Meski sudah diberondong fatwa haram dari MUI berbagai daerah, nyatanya jumlah pengemis di jalanan masih marak. Contoh paling kelihatan jelas di Jakarta. Fatwa haram mengemis yang diketuk MUI setempat 8 tahun lalu tidak memberikan dampak. April 2020 lalu, Satpol PP DKI Jakarta mengamankan 57 pengemis yang sedang tertidur di trotoar Tanah Abang. Per Agustus 2021, Kepala Suku Dinas Sosial Jakarta Pusat Ngapuli Perangin Angin mengatakan jumlah gelandangan dan pengemis melonjak tajam dari data 2020.

Data pemerintah yang bisa kami temukan terkait jumlah PMKS hanyalah laporan Pusat Data dan Informasi Kementerian Sosial yang mencatat ada 18.599 gelandangan dan 178.262 pengemis di Indonesia, itu pun dengan disclaimer bahwa data tersebut bisa bertambah apabila pendataan dilakukan bertepatan dengan hari besar keagamaan.

Sorotan pertanggungjawaban jelas harus diarahkan kepada negara. Pemerintah sudah menurunkan UUD 1945 Pasal 34 ke UU 13/2011 tentang Penanganan Fakir Miskin. Isinya memuat metode dasar merawat kelompok masyarakat yang tidak sejahtera. Pasal 19 jelas menyebut penanganan fakir miskin jadi tanggung jawab Menteri Sosial. Lalu pemerintah pusat dan daerah punya tugas membuat kebijakan, program, pemberdayaan, dan pendampingan kepada kelompok rentan.

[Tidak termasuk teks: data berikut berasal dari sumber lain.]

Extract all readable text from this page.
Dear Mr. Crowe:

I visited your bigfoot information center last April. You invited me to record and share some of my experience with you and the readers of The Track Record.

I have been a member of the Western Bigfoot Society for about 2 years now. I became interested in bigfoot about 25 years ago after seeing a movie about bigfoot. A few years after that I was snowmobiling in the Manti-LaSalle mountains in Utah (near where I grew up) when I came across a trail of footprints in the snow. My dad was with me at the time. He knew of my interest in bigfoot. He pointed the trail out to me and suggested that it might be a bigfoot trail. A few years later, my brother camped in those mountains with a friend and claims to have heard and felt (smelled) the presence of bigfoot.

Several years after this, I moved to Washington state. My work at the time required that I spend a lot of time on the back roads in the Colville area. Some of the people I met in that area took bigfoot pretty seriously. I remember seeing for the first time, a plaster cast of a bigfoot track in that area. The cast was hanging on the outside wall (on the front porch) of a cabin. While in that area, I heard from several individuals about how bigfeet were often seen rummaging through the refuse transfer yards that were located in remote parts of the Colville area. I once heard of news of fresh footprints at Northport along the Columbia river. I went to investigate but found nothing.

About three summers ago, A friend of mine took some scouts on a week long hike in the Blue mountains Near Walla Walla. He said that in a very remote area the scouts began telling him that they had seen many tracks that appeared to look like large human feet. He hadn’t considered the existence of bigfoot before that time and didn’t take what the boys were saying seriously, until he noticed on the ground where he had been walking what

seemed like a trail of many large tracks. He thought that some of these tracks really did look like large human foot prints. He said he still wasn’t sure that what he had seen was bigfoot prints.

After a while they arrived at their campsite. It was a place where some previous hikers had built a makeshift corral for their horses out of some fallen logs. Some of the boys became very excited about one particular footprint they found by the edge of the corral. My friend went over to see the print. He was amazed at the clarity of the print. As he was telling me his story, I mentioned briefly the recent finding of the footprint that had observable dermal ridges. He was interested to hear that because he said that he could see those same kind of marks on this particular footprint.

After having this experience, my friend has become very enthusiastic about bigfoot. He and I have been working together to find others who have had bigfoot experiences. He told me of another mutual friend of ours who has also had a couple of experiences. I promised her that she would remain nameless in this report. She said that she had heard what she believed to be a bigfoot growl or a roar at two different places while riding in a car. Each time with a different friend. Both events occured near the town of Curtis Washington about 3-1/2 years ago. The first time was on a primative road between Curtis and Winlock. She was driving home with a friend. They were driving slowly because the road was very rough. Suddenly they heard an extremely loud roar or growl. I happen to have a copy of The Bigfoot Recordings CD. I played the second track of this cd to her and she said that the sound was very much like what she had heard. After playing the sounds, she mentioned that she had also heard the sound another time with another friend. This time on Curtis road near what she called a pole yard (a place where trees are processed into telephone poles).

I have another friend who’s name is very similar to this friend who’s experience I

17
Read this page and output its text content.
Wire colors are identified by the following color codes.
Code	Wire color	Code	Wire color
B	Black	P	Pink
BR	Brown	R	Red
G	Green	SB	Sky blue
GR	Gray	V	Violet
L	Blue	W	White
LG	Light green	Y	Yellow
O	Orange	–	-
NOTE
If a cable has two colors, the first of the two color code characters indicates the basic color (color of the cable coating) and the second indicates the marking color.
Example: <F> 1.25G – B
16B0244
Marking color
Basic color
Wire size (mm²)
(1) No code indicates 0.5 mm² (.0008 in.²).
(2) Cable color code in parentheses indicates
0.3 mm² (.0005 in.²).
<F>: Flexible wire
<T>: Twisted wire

Celakanya, upaya penanggulangan kemiskinan ini terancam dinodai negara lewat RKUHP Pasal 432. Calon beleid itu dikritik banyak pihak setelah tertulis bahwa setiap gelandangan di jalan atau tempat umum akan mendapat sanksi Rp1 juta.

“Pasal 432 KUHP ini bertentangan dengan UU 1945. Ini jelas berpotensi kriminalisasi terhadap masyarakat tidak mampu yang hak konstitusionalnya harusnya dipelihara negara sebenarnya karena sudah dijamin konstitusi,” kata Direktur Pusat Pengkajian Pancasila dan Konstitusi (Puskapsi) Universitas Jember, Bayu Dwi Anggono, kepada Kompas.